Anfang der 50er Jahre, ein Arbeitervorort von Düsseldorf: Ich war ein magerer kleiner Junge, der Jüngste in der Klasse. Und ich war, lange bevor der Begriff zum deutschen Schulsprachgebrauch wurde, ein "Opfer". Regelmäßig wurde ich, sobald der Aufsicht führenden Lehrer nicht hinsah, gerempelt, geschlagen, angespuckt. Nach der Schule bin ich als erster nach draußen. Ich lernte, sehr schnell zu laufen, manchmal haben sie mich trotzdem erwischt.
Ein Verfall gesellschaftlicher Autorität war nicht zu bemerken. An der Spitze des Staates stand der mächtige Konrad Adenauer, an der Spitze der Familie der Vater, der Lehrer benutzte den Rohrstock. Wer die geöffnete Hand zurück zog, bekam die doppelte Menge. Polizisten wurden mit "Guten Tag, Herr Schutzmann" gegrüßt. Der Pfarrer hat mir einmal eine runtergehauen, weil ich ihn auf das Ende der Religionsstunde aufmerksam gemacht hatte.
»Opfer« wie ich kauften sich ein Messer, andere einen Schlagring. Meine erste Gaspistole besaß ich mit zehn. Allerdings rüsteten die Täter auch auf. Ein beliebtes und auch den Eltern bekanntes Spiel hatte mit Messern zu tun: Die Schneide musste im Boden stecken bleiben und wo sie stak, durfte man sich eine Scheibe aus einem gedachten Land abschneiden. Ich hatte zu viel Angst mein Messer zu benutzen. Andere nicht.
Die noch junge Bundesrepublik lebte 1950 mit zehn Prozent Arbeitslosen. Es gab den Begriff der Wohnungsnot. Im Nachbarhaus wohnte eine ziemlich katholische Familie, mit sechs Kindern Bei uns gab es nur zwei, die Größe der Wohnung war die selbe. Es waren sehr kleine Wohnungen. Wir Kinder spielten in den Ruinen hinter dem Haus. Manche Väter kamen regelmäßig am Freitag betrunken nach Hause. Freitag gab es Lohn.
Wer aus meiner Volksschulklasse etwas geworden war, der bekam einen Arbeitsplatz im Walzwerk, dort, wo der Stahl noch glühte.
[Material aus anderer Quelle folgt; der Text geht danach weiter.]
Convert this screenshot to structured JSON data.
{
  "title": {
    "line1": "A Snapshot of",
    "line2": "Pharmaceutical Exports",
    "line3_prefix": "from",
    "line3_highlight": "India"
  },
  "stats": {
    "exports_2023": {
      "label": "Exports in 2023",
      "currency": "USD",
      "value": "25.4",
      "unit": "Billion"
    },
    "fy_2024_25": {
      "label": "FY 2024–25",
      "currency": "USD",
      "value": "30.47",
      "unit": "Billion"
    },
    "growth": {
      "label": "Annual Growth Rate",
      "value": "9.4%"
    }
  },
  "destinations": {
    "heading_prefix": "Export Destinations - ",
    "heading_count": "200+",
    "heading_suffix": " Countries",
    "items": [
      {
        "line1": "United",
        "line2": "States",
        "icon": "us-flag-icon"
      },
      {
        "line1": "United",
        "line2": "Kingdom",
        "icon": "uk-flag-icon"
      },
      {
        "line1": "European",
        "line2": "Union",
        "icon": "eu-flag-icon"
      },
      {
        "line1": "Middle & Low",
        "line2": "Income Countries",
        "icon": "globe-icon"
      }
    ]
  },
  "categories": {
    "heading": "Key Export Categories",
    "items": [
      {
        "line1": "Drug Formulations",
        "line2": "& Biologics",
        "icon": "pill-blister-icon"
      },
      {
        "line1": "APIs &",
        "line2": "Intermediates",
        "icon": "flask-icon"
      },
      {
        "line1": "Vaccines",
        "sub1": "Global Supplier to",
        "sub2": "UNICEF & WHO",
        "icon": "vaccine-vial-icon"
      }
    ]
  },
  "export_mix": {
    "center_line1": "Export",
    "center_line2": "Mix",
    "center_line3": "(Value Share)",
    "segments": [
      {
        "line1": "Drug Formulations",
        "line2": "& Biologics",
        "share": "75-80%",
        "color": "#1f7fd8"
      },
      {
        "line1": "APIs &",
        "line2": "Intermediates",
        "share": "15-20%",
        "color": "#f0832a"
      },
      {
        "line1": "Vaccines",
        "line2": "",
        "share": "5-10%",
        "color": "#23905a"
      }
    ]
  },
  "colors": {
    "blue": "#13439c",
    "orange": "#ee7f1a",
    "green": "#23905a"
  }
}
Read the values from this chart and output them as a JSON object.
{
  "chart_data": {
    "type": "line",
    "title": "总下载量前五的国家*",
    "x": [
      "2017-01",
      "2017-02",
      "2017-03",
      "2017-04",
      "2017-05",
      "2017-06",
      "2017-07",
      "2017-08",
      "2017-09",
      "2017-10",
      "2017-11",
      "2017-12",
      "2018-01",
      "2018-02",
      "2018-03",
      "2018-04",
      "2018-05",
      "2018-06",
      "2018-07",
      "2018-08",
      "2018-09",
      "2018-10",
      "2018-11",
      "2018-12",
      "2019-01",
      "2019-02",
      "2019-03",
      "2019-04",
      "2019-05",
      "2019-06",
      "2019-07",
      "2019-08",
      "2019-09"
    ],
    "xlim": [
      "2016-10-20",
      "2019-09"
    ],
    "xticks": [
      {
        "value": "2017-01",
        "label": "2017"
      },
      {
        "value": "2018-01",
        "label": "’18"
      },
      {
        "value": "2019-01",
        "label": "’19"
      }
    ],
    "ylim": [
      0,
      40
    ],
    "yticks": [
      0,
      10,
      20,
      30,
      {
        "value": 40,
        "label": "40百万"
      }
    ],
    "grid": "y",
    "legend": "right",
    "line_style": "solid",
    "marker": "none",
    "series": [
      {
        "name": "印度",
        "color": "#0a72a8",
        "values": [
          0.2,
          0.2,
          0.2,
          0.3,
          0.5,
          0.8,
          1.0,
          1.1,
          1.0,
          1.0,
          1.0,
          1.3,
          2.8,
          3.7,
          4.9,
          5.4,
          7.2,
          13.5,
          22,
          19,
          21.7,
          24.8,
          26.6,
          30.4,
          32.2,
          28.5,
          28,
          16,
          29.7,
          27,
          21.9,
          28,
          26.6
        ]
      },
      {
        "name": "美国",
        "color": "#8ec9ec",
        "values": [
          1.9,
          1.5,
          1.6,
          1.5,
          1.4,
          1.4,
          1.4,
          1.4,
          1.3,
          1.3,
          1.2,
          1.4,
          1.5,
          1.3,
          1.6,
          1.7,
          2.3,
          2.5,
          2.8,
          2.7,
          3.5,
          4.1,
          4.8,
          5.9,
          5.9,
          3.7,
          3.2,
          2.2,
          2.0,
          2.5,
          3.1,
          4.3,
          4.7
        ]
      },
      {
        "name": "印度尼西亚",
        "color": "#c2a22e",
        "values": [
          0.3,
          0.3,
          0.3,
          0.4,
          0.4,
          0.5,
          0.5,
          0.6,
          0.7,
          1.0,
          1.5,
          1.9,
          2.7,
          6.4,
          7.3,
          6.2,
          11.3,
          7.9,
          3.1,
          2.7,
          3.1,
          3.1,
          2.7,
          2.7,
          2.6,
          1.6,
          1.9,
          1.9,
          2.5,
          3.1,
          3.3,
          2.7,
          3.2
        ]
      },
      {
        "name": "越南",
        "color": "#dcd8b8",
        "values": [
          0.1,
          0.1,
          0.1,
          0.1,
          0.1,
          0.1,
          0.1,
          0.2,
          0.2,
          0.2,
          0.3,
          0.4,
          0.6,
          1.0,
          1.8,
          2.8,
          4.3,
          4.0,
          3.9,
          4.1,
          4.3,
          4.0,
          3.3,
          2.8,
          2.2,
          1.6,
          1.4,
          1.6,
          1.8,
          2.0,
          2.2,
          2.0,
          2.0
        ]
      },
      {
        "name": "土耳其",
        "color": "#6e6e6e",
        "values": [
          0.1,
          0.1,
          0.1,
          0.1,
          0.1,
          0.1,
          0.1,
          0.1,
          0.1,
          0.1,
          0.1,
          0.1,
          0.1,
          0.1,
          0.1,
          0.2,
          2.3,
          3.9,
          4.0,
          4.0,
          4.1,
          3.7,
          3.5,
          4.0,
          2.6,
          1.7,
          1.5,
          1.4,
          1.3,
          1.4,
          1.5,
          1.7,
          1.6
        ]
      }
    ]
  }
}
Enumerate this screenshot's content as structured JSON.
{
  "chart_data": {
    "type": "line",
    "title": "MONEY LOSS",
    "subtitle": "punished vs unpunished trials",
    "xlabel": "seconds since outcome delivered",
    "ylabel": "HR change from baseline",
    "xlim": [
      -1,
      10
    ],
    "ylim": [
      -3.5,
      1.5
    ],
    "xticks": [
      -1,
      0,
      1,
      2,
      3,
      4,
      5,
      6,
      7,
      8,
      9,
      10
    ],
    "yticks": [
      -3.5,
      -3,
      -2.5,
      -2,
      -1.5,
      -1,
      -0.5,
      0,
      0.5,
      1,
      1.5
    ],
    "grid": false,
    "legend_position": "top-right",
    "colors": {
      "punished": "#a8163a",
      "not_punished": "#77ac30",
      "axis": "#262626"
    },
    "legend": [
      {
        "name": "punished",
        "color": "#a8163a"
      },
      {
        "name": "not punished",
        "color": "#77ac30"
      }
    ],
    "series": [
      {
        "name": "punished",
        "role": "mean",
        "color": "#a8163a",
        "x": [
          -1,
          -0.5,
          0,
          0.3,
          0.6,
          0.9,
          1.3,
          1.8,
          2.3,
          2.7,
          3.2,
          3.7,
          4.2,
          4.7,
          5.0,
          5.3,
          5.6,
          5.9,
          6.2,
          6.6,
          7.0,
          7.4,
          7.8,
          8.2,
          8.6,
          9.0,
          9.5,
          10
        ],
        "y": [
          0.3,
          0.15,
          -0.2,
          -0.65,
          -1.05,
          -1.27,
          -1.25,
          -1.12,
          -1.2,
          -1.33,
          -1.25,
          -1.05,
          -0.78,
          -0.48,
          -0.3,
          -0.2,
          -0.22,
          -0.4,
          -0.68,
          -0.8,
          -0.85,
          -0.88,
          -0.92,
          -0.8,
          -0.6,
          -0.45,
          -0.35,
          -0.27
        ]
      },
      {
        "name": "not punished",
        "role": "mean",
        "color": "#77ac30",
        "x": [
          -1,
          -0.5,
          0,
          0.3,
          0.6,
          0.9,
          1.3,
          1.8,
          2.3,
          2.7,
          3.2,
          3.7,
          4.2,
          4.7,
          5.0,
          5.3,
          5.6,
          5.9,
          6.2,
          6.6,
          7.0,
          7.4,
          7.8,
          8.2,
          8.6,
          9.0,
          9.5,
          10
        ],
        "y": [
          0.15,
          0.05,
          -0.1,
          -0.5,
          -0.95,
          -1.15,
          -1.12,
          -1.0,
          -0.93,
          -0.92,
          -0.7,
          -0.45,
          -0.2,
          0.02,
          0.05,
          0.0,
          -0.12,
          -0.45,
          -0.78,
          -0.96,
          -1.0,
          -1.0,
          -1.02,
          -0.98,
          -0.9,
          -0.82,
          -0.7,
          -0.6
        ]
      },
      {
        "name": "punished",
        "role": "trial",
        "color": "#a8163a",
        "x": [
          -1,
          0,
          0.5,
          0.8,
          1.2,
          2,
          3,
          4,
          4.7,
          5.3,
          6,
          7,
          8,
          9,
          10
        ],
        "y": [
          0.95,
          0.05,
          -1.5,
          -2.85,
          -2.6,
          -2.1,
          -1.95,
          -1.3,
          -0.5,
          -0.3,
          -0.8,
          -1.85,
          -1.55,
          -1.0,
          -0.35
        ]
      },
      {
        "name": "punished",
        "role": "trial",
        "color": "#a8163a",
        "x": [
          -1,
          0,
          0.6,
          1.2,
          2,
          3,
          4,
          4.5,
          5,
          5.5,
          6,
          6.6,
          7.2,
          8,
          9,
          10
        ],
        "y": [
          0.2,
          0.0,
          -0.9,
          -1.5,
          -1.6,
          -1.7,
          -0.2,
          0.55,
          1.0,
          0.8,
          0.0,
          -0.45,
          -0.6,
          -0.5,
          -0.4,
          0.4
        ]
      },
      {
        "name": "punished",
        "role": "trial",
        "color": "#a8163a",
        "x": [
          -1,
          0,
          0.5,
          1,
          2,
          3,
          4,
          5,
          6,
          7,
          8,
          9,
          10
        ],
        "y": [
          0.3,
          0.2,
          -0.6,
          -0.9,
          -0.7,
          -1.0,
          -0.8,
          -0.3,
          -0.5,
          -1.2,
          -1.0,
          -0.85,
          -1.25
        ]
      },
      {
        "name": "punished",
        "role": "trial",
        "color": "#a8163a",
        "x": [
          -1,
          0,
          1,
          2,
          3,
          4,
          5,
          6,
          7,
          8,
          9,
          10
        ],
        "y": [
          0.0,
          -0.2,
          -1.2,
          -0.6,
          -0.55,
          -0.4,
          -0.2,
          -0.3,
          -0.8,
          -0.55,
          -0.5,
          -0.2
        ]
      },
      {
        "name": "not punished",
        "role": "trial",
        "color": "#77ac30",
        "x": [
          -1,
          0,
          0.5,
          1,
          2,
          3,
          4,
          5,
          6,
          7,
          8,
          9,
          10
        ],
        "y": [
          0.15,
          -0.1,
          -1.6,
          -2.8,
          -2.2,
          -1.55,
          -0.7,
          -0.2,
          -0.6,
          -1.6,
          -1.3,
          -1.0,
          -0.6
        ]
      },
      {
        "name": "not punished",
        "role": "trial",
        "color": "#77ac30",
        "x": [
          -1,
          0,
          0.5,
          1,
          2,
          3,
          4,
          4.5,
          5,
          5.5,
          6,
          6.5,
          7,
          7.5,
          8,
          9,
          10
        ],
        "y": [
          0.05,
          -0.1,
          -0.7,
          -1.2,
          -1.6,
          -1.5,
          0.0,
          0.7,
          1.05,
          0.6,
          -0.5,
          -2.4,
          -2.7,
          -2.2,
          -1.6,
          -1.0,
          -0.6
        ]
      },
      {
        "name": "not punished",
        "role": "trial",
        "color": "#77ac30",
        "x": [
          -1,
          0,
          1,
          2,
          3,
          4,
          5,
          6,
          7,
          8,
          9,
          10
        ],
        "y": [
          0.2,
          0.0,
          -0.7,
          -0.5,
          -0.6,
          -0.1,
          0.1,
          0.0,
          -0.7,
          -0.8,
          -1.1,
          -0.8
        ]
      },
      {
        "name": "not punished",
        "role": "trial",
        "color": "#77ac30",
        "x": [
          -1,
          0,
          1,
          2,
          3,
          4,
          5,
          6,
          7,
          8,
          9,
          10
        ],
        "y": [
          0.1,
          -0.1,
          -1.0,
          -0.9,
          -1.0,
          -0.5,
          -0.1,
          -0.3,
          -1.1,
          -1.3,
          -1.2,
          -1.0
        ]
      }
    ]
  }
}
Andere gingen in die Maurerlehre. Nur der Bäckerssohn wurde selbstständig, der übernahm den Laden seines Vaters. Zwei Jungen aus meiner Klasse, die Fliesenleger geworden waren, habe ich zufällig getroffen, als sie um die Fünfzig waren: Kaputte Gelenke, kein Gedanke an Arbeit.
Rund acht Millionen Flüchtlinge kamen in den 50ern nach Westdeutschland. Wir fanden nicht, dass die Deutsch konnten. Wir nannten sie, gleich ob sie aus Ostpreußen oder aus dem Sudetenland kamen, "Wasserpolacken". In unserem Viertel wurden sie in einem Block untergebracht, der hieß Klein-Korea. Da wagte sich keiner rein. Einmal kam eine Gruppe von denen bei uns vorbei. Wir sangen "Rot-Blau-Polacks-Frau". Die warfen mit Steinen. Noch heute habe ich davon eine Narbe in der linken Augenbraue.
Heute gibt es in Deutschland 12 Prozent Arbeitslose, die Ausländer zählen bei sieben Millionen. Junge Türken und Araber wissen sehr schnell, dass sie keine Arbeit bekommen werden. Für das Leben lernen viele in den Schulen deshalb nichts. Ihr Leben wird nicht aus deutschen Gedichten bestehen sonder aus dem Gang aufs Sozialamt. Wer sich etwas leisten will, wird Dealer. Das Leben in Berlin-Neukölln ist ohne den Schutz der Gruppe noch gefährlicher. Man bleibt was man ist: Türke, Kroate, Russe oder Deutscher. Mancher ist auch noch stolz darauf.